De inrichting en werking van de etalages

Het inrichten van de etalages, die voor een deel bijna rondom van glas waren voorzien, werd een kunst op zich. Nog steeds laat de Bijenkorf in Amsterdam zich voorstaan op de steeds wisselende etalages. Smaakvol ingericht door de etaleur. Het periodiek inrichten van de etalages was een bezigheid die zich weliswaar in het volle zicht van het publiek afspeelde, maar waarvoor het winkelend publiek niet hoefde te worden gestoord.

Elk van deze etalages had een verhoogde bodem, met daarin een vloerluik dat uitkwam in de kelder.
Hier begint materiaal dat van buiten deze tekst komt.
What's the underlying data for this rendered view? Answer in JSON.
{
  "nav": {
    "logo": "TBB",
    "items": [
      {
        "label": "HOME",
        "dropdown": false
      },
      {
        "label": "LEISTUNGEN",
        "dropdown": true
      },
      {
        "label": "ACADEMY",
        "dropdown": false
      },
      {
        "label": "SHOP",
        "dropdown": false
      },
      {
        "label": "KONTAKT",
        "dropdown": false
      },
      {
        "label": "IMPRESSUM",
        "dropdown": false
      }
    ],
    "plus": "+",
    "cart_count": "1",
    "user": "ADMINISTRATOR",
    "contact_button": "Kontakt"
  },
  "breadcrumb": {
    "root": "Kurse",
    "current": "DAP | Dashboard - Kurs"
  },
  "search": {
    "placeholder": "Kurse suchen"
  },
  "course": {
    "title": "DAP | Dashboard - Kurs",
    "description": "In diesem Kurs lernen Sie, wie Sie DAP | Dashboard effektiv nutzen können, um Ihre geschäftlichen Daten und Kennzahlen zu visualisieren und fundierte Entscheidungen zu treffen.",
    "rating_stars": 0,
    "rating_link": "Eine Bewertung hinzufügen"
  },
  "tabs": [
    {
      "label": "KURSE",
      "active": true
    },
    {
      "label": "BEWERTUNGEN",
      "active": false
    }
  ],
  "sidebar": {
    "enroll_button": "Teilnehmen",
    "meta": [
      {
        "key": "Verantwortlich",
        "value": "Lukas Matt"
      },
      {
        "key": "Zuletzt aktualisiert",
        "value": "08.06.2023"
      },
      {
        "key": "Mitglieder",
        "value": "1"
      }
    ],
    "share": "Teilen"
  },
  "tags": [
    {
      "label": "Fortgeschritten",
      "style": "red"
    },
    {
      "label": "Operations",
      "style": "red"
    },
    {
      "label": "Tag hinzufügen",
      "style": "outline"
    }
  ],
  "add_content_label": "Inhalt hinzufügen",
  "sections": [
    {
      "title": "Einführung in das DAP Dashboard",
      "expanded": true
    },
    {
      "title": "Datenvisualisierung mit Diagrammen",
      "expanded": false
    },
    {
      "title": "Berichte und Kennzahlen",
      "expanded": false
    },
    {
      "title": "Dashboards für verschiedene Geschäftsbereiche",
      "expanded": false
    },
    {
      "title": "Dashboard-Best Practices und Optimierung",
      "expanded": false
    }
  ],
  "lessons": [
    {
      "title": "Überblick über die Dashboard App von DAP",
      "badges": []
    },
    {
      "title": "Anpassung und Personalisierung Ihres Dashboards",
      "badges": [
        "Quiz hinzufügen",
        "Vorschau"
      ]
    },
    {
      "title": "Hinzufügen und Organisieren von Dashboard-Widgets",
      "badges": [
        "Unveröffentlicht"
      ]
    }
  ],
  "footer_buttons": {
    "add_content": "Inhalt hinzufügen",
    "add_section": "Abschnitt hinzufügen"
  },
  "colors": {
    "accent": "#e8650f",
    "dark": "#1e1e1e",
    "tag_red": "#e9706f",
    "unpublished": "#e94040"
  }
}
In de kelder was weliswaar het middendeel toegankelijk voor publiek, maar de zone langs de buitengevel was daarvan afgescheiden. Die staat op de bouwtekening uit 1925 vermeld als ‘opslag etalage’. De etaleurs konden zich dus achter de coulissen bewegen. En vanuit de kelder konden ze op de juiste plek van onderaf elke gewenste etalage bereiken. Ter oriëntatie waren de vloerluiken aan de onderzijde voorzien van geschilderde nummers. De opslagruimte en omgang werd enigszins verlicht door de glazen prisma’s, die nog steeds als glazen tegelblokken in de straat aanwezig zijn.

(Tekst gaat verder onder de foto’s)

Onderschrift bij tekening: Detail van originele plattegrondtekening uit 1925, waarop het enorme oppervlak in het ‘portiek’ en de etalages goed zichtbaar is. De Laat is links. (bouwarchief gemeente Alkmaar).
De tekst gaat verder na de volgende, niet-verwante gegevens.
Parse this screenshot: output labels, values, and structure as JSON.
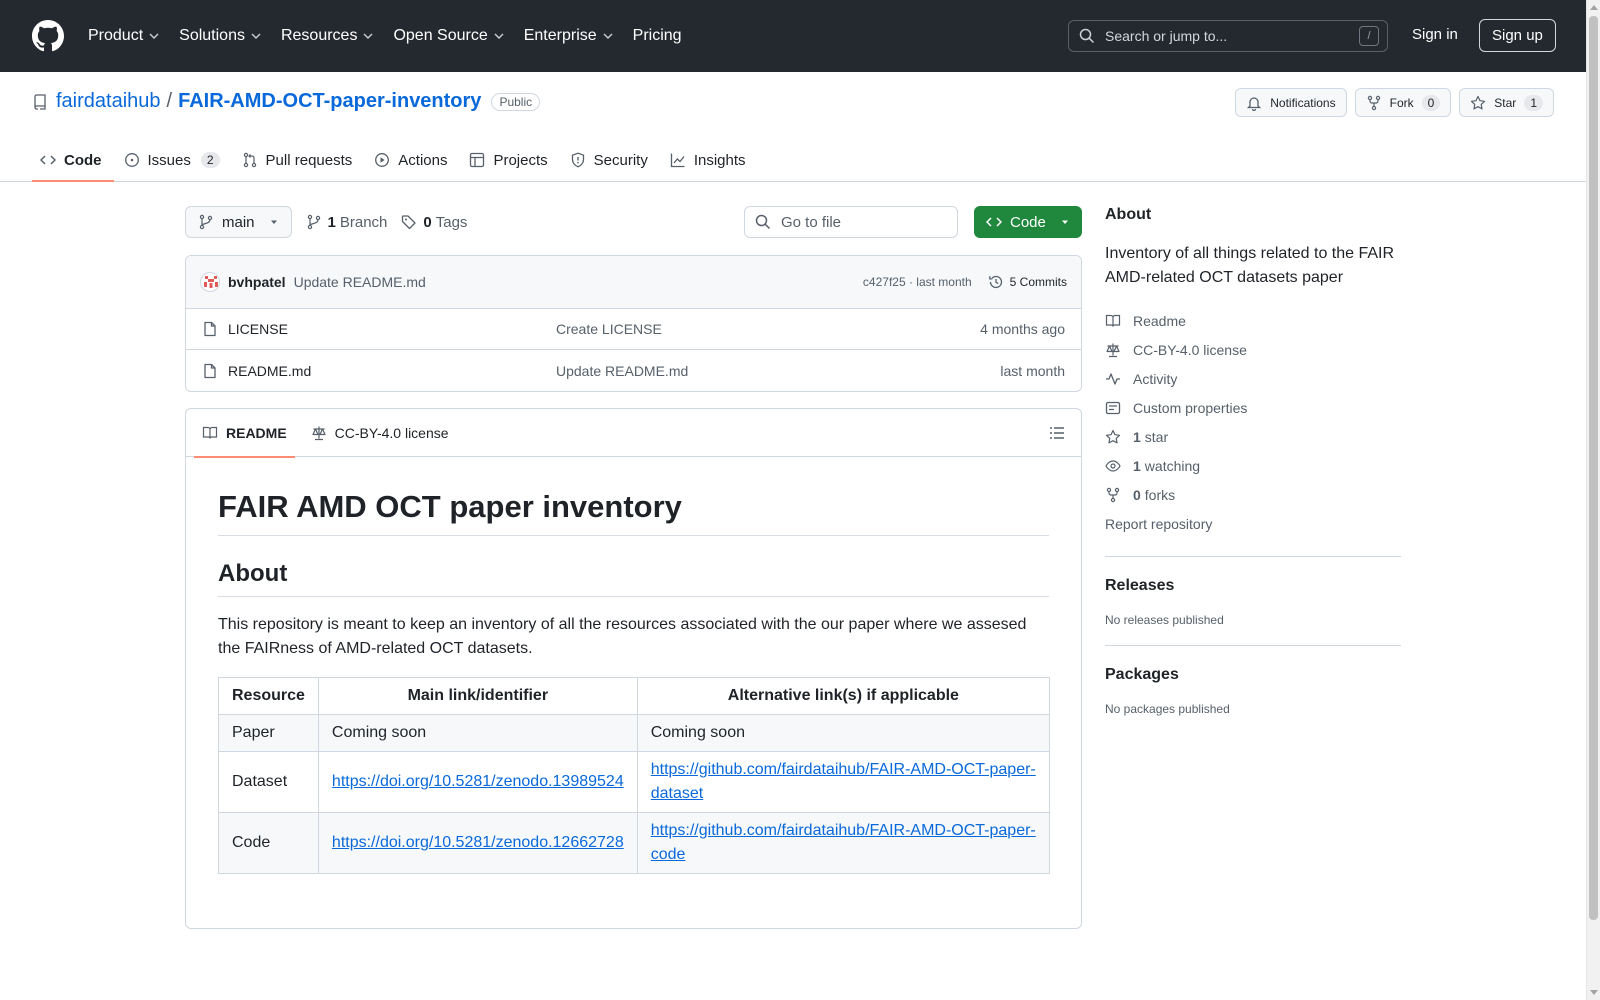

Verhoogde etalagebodems nog bewaard

Ondanks alle latere verbouwingen, bleek een deel van de verhoogde etalagebodems met de vloerluiken nog aanwezig te zijn in het gebouw. Vanwege het bijzondere verhaal erachter, hechtten alle betrokkenen groot belang aan het behoud ervan. Al was dat voor het inrichten van de toekomstige winkel wel erg lastig, ook vanwege het niveauverschil. Maar de ontwerpers hebben van de nood een deugd gemaakt: op de etalagebodems zijn nu zitjes ontworpen. Daar kun je tijdens of na het winkelen nog een kopje koffie of thee drinken en, natuurlijk, het voorbijkomende publiek bekijken.

Iets anders waar bij het ontwerp van de inrichting van de nieuwe winkel rekening mee is gehouden, is het doorzicht in de winkel. Je kunt nu door de winkelruiten naar binnen kijken en we hebben er als gemeente op aangedrongen om dit zoveel mogelijk zo te laten. Door dus niet de etalageruiten helemaal dicht te plakken, waardoor een volledige kunstlichtwinkel zou ontstaan. Dat zou het pand een goedkopere uitstraling kunnen geven. Bij de aankleding van de etalageruiten is hier extra aandacht aan besteed.

Voor de beleving van de stad en de winkelstraat is het goed dat er ook in de nieuwe situatie weer een levendige gevel met dieptewerking is. Ondanks de afwezigheid van sjieke etalages…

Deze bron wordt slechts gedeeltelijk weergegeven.